Nous trouvons dans les paroles mêmes de saint Paul la réfutation de l’erreur de ceux qui prétendent que saint Paul, seul, parmi les disciples du Seigneur, aurait connu la vérité par une révélation mystérieuse, lorsqu’il dit que le ministère de la prédication de l’Évangile aux incirconcis lui avait été donné, comme à Pierre celui de la prédication aux circoncis. Pierre était donc aussi bien que Paul, le ministre du même Dieu ; et ce Dieu, ainsi que son fils, que Pierre prêchait aux circoncis, Paul le prêchait aux incirconcis, c’est-à-dire aux gentils. Peut-on dire que notre Seigneur fût venu sur la terre pour sauver seulement saint Paul, et que tout Dieu qu’il était, il n’ait pu avoir qu’un seul apôtre qui fût digne de connaître la vérité ? Mais quand saint Paul dit : « Qu’ils sont beaux, les pieds de ceux qui annoncent l’Évangile de paix, qui annoncent les biens, » il est évident qu’il a voulu exprimer qu’il y en avait plusieurs chargés de prêcher l’Évangile, et qu’il n’était pas le seul. Et encore, dans la première épître aux Corinthiens, lorsqu’après avoir parlé de tous ceux qui avaient vu notre Seigneur après sa résurrection, il ajoute : « Que ce soit donc moi, ou que ce soient ceux qui vous prêchent, c’est là ce que nous prêchons, et c’est là ce que vous avez cru, » ne parle-t-il pas de la prédication de tous les apôtres qui ont vu notre Seigneur après sa résurrection ?

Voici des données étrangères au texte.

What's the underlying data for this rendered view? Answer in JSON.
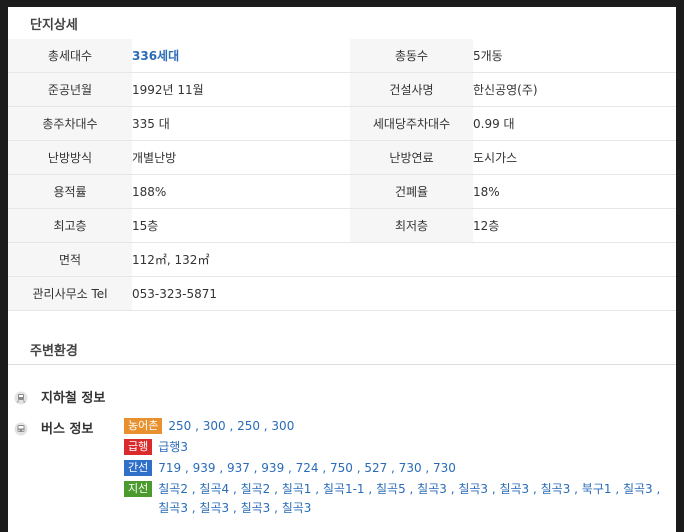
{
  "detail": {
    "title": "단지상세",
    "rows": [
      {
        "l1": "총세대수",
        "v1": "336세대",
        "l2": "총동수",
        "v2": "5개동"
      },
      {
        "l1": "준공년월",
        "v1": "1992년 11월",
        "l2": "건설사명",
        "v2": "한신공영(주)"
      },
      {
        "l1": "총주차대수",
        "v1": "335 대",
        "l2": "세대당주차대수",
        "v2": "0.99 대"
      },
      {
        "l1": "난방방식",
        "v1": "개별난방",
        "l2": "난방연료",
        "v2": "도시가스"
      },
      {
        "l1": "용적률",
        "v1": "188%",
        "l2": "건폐율",
        "v2": "18%"
      },
      {
        "l1": "최고층",
        "v1": "15층",
        "l2": "최저층",
        "v2": "12층"
      },
      {
        "l1": "면적",
        "v1": "112㎡, 132㎡"
      },
      {
        "l1": "관리사무소 Tel",
        "v1": "053-323-5871"
      }
    ]
  },
  "environment": {
    "title": "주변환경",
    "subway": {
      "label": "지하철 정보",
      "icon": "subway-icon"
    },
    "bus": {
      "label": "버스 정보",
      "icon": "bus-icon",
      "lines": [
        {
          "badge": "농어촌",
          "color": "#e8902e",
          "routes": "250 , 300 , 250 , 300"
        },
        {
          "badge": "급행",
          "color": "#d92b2b",
          "routes": "급행3"
        },
        {
          "badge": "간선",
          "color": "#2f6fc9",
          "routes": "719 , 939 , 937 , 939 , 724 , 750 , 527 , 730 , 730"
        },
        {
          "badge": "지선",
          "color": "#4b9a2e",
          "routes": "칠곡2 , 칠곡4 , 칠곡2 , 칠곡1 , 칠곡1-1 , 칠곡5 , 칠곡3 , 칠곡3 , 칠곡3 , 칠곡3 , 북구1 , 칠곡3 , 칠곡3 , 칠곡3 , 칠곡3 , 칠곡3"
        }
      ]
    }
  }
}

Voici ce que notre Seigneur répondit à l’apôtre Philippe, qui lui demandait à voir le Père : « Il y a si longtemps que je suis avec vous, et vous ne me connaissez pas ! Philippe, celui qui me voit, voit aussi mon Père. Comment dites-vous : montrez-nous votre Père ? Ne voyez-vous pas que je suis en mon Père, et que mon père est en moi ; et en me connaissant, vous l’avez connu. » Or, lorsque le Seigneur a affirmé à ses disciples qu’en le connaissant lui-même ils ont connu Dieu le père (c’est-à-dire la vérité), comment pourrait-on ensuite prétendre que les apôtres n’ont pas connu la vérité ? il faudrait pour cela être capable de rendre un faux témoignage, et avoir tout à fait renié la doctrine du Christ. Et, en effet, à quoi bon le Sauveur aurait-il donné à ses douze apôtres la mission de faire rentrer dans la voie du salut les brebis égarées de la maison d’Israël, si ces mêmes apôtres ignoraient les vérités du salut ? Qu’allaient-ils prêcher, au nombre de soixante-dix, l’Évangile, s’ils ne connaissaient pas la vérité de l’Évangile ? Saint Paul n’a-t-il pas dit, en parlant de lui-même : « Paul établi apôtre, non par des hommes, ni par l’autorité d’aucun homme, mais par l’autorité de Jésus-Christ et de Dieu son père. » D’après cela, comment saint Pierre aurait-il pu ignorer la vérité, lui à qui notre Seigneur a révélé qu’il procédait non pas de la chair et du sang, mais du Père céleste qui est dans les cieux ; car, de même que le Fils a révélé le Père aux apôtres, ainsi le Père leur a-t-il révélé le Fils.
Saint Paul étant venu à Jérusalem, sur la demande de quelques païens, pour résoudre avec les apôtres, la question relative à l’affranchissement des gentils, il y parut accompagné de Barnabé, et c’est à cette occasion qu’il dit dans l’épître aux Galates : « Quatorze ans après, j’allais encore à Jérusalem avec Barnabé, ayant pris aussi Tite avec moi. Et j’y allai suivant une révélation, et j’exposai aux fidèles l’Évangile que je prêche parmi les gentils. » Et un peu plus loin, il ajoute : « Nous refusâmes de nous assujettir à ce qu’ils voulaient, afin que la vérité de l’Évangile demeurât parmi vous. » On peut compulser les Actes des Apôtre et l’on y verra l’énonciation du temps, où saint Paul parle d’être venu à Jérusalem, entièrement conforme à ce qu’il en dit lui-même. De même encore le récit de saint Paul est tout à fait conforme à ce que dit saint Luc concernant les apôtres.